The PEOPLE, etc., respondent, v. Ronald MARIETTA, appellant.

Decided: April 28, 2009

FRED T. SANTUCCI, J.P., ANITA R. FLORIO, JOSEPH COVELLO, and THOMAS A. DICKERSON, JJ. Michael G. Dowd, New York, N.Y. (Niall MacGiollabhuí of counsel), for appellant. Charles J. Hynes, District Attorney, Brooklyn, N.Y. (Leonard Joblove and Diane R. Eisner of counsel), for respondent.

Appeal by the defendant from a judgment of the Supreme Court, Kings County (Goldberg, J.), rendered March 28, 2008, convicting him of criminally negligent homicide, upon a jury verdict, and imposing sentence.   The appeal brings up for review the denial, after a hearing, of that branch of the defendant's omnibus motion which was to suppress physical evidence.

ORDERED that the judgment is affirmed, and the matter is remitted to the Supreme Court, Kings County, for further proceedings pursuant to CPL 460.50(5).
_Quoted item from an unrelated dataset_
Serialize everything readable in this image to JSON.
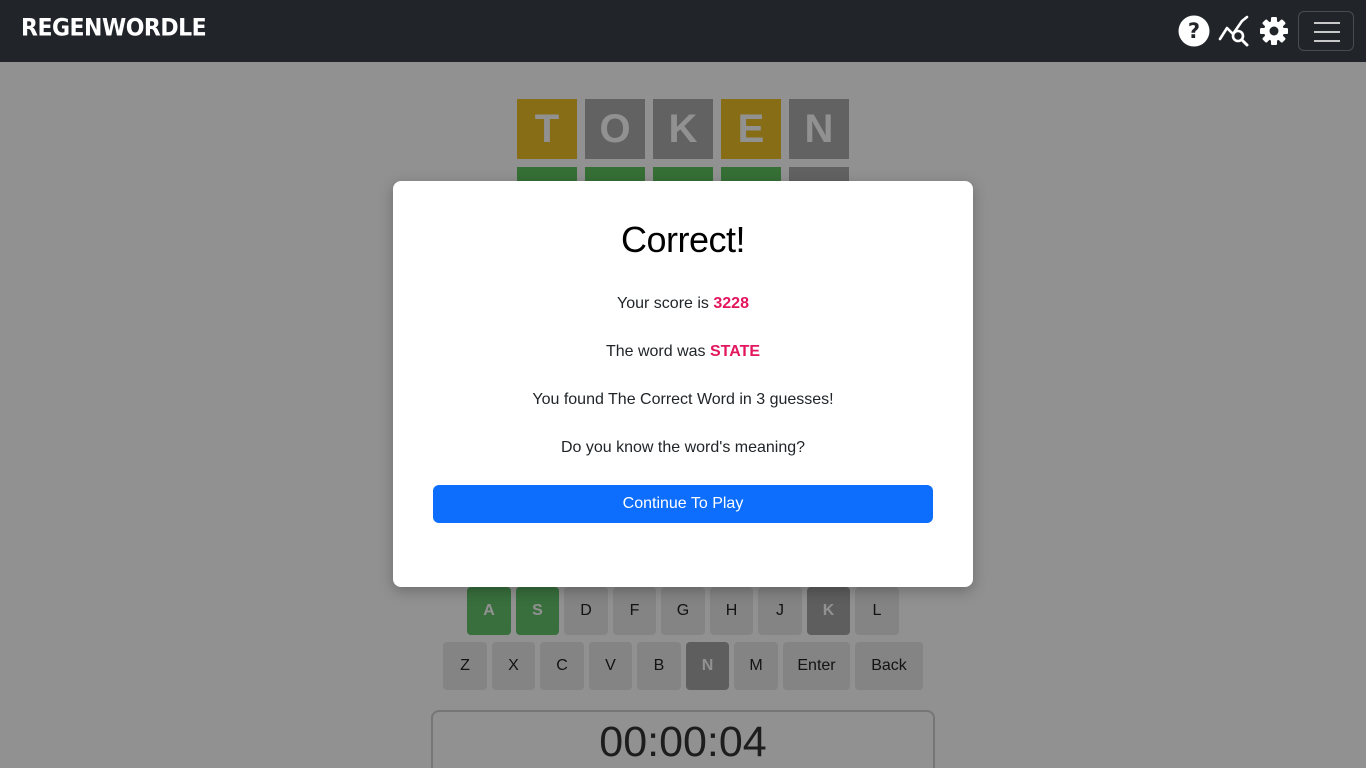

 The defendant's contention that the results of a breathalyzer test should have been suppressed is without merit.  Vehicle and Traffic Law § 1194 provides, inter alia, that any person who operates a motor vehicle in this state shall be deemed to have given consent to certain tests, including breath tests, for the purpose of determining blood alcohol content, as long as such test is administered by or at the direction of a police officer having reasonable grounds to believe such person was operating a motor vehicle while intoxicated or impaired by consumption of alcohol and within two hours after such person has been placed under arrest for any such violation (see Vehicle and Traffic Law § 1194[2][a][1];  see also Vehicle and Traffic Law § 1192).   Here, the defendant was arrested at 6:10 A.M., and the test at issue was administered at 7:44 A.M., less than two hours later.   Thus, the test was administered within the time period contemplated by Vehicle and Traffic Law § 1194.   A reasonable person in the defendant's position, innocent of any crime, would not have believed that he or she was under arrest before 6:10 A.M. (see generally People v. Yukl, 25 N.Y.2d 585, 589, 307 N.Y.S.2d 857, 256 N.E.2d 172;  People v. Burry, 52 A.D.3d 856, 859, 859 N.Y.S.2d 499).   The period of time the defendant spent waiting for the arrival of the arresting officer was not unreasonable under the circumstances presented.   In any event, even if the test had not been administered within two hours after the defendant's arrest, the results were still admissible into evidence.   The defendant was asked to take the test, and he expressly consented.   The two-hour limitation does not apply where the defendant expressly and voluntarily consents to the administration of the breath test (see People v. Atkins, 85 N.Y.2d 1007, 1008-1009, 630 N.Y.S.2d 965, 654 N.E.2d 1213;  cf. People v. Casimiro, 308 A.D.2d 456, 456, 764 N.Y.S.2d 198).   We find that the defendant's consent to this test was voluntary under the totality of the circumstances (see generally People v. Dobson, 285 A.D.2d 737, 738, 728 N.Y.S.2d 576).   Although the defendant was not expressly advised that he had a right to refuse to take the test, there is no requirement that a defendant be so advised, and the absence of such an advisement does not negate consent otherwise freely given (cf. id.;  People v. Auxilly, 173 A.D.2d 627, 628, 570 N.Y.S.2d 212).

The defendant's remaining contention is unpreserved for appellate review and, in any event, is without merit.